将列表中找到的ID添加到Pandas数据框中的新列 [英] Add ID found in list to new column in pandas dataframe
问题描述
说我有以下数据帧(一列整数和一列整数列表)...
Say I have the following dataframe (a column of integers and a column with a list of integers)...
ID Found_IDs
0 12345 [15443, 15533, 3433]
1 15533 [2234, 16608, 12002, 7654]
2 6789 [43322, 876544, 36789]
还有ID的单独列表...
And also a separate list of IDs...
bad_ids = [15533, 876544, 36789, 11111]
忽略 df ['ID']
列和任何索引,我想查看 bad_ids
列表在 df ['Found_IDs']
列中提到。到目前为止,我拥有的代码是:
Given that, and ignoring the df['ID']
column and any index, I want to see if any of the IDs in the bad_ids
list are mentioned in the df['Found_IDs']
column. The code I have so far is:
df['bad_id'] = [c in l for c, l in zip(bad_ids, df['Found_IDs'])]
此方法有效,但仅当 bad_ids
列表比数据框长,对于实际数据集, bad_ids
列表将比数据框短很多。如果我将 bad_ids
列表设置为仅两个元素...
This works but only if the bad_ids
list is longer than the dataframe and for the real dataset the bad_ids
list is going to be a lot shorter than the dataframe. If I set the bad_ids
list to only two elements...
bad_ids = [15533, 876544]
我遇到了一个非常普遍的错误(我已经阅读了很多关于相同的错误)...
I get a very popular error (I have read many questions with the same error)...
ValueError: Length of values does not match length of index
我尝试将列表转换为序列(错误没有变化)。我还尝试过添加新列并将所有值设置为 False
,然后再执行理解行(同样,错误也不变)。
I have tried converting the list to a series (no change in the error). I have also tried adding the new column and setting all values to False
before doing the comprehension line (again no change in the error).
两个问题:
- 如何使我的代码(以下)适用于短于$的列表b $ ba数据框?
- 如何获取将
找到的实际ID写回到df ['bad_id']
列的代码(比True / False有用)?
- How do I get my code (below) to work for a list that is shorter than a dataframe?
- How would I get the code to write the actual ID found
back to the
df['bad_id']
column (more useful than True/False)?
bad_ids的预期输出= [15533,876544]
:
ID Found_IDs bad_id
0 12345 [15443, 15533, 3433] True
1 15533 [2234, 16608, 12002, 7654] False
2 6789 [43322, 876544, 36789] True
bad_ids = [15533,876544]
的理想输出(将ID写入一个或多个新列):
Ideal output for bad_ids = [15533, 876544]

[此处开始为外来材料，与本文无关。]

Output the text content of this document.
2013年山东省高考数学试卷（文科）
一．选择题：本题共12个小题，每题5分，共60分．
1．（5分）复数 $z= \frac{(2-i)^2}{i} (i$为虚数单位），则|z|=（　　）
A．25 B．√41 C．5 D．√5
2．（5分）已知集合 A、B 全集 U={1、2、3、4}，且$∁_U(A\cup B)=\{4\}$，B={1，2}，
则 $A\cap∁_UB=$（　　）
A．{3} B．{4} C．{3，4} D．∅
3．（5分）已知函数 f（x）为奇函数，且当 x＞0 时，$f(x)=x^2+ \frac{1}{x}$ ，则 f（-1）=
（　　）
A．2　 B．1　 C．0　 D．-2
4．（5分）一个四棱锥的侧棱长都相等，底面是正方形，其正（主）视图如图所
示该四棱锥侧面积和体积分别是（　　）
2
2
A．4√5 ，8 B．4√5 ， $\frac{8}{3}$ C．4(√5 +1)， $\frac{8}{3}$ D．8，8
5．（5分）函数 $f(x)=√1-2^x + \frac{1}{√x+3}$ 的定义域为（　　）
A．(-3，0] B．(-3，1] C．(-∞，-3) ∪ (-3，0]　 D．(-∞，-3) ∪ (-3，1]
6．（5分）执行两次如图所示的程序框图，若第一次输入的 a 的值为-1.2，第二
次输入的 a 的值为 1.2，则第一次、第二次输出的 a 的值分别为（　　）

(ID(s) are written to a new column or columns):
ID Found_IDs bad_id
0 12345 [15443, 15533, 3433] 15533
1 15533 [2234, 16608, 12002, 7654] False
2 6789 [43322, 876544, 36789] 876544
代码:
import pandas as pd
result_list = [[12345,[15443,15533,3433]],
[15533,[2234,16608,12002,7654]],
[6789,[43322,876544,36789]]]
df = pd.DataFrame(result_list,columns=['ID','Found_IDs'])
# works if list has four elements
# bad_ids = [15533, 876544, 36789, 11111]
# fails if list has two elements (less elements than the dataframe)
# ValueError: Length of values does not match length of index
bad_ids = [15533, 876544]
# coverting to Series doesn't change things
# bad_ids = pd.Series(bad_ids)
# print(type(bad_ids))
# setting up a new column of false values doesn't change things
# df['bad_id'] = False
print(df)
df['bad_id'] = [c in l for c, l in zip(bad_ids, df['Found_IDs'])]
print(bad_ids)
print(df)
推荐答案
使用 np.intersect1d
以获得两个列表的相交:
Using np.intersect1d
to get the intersect of the two lists:
df['bad_id'] = df['Found_IDs'].apply(lambda x: np.intersect1d(x, bad_ids))
ID Found_IDs bad_id
0 12345 [15443, 15533, 3433] [15533]
1 15533 [2234, 16608, 12002, 7654] []
2 6789 [43322, 876544, 36789] [876544]
或者仅使用香草python使用<$相交c $ c> sets :
Or with just vanilla python using intersect of sets
:
bad_ids_set = set(bad_ids)
df['Found_IDs'].apply(lambda x: list(set(x) & bad_ids_set))
这篇关于将列表中找到的ID添加到Pandas数据框中的新列的文章就介绍到这了,希望我们推荐的答案对大家有所帮助,也希望大家多多支持IT屋!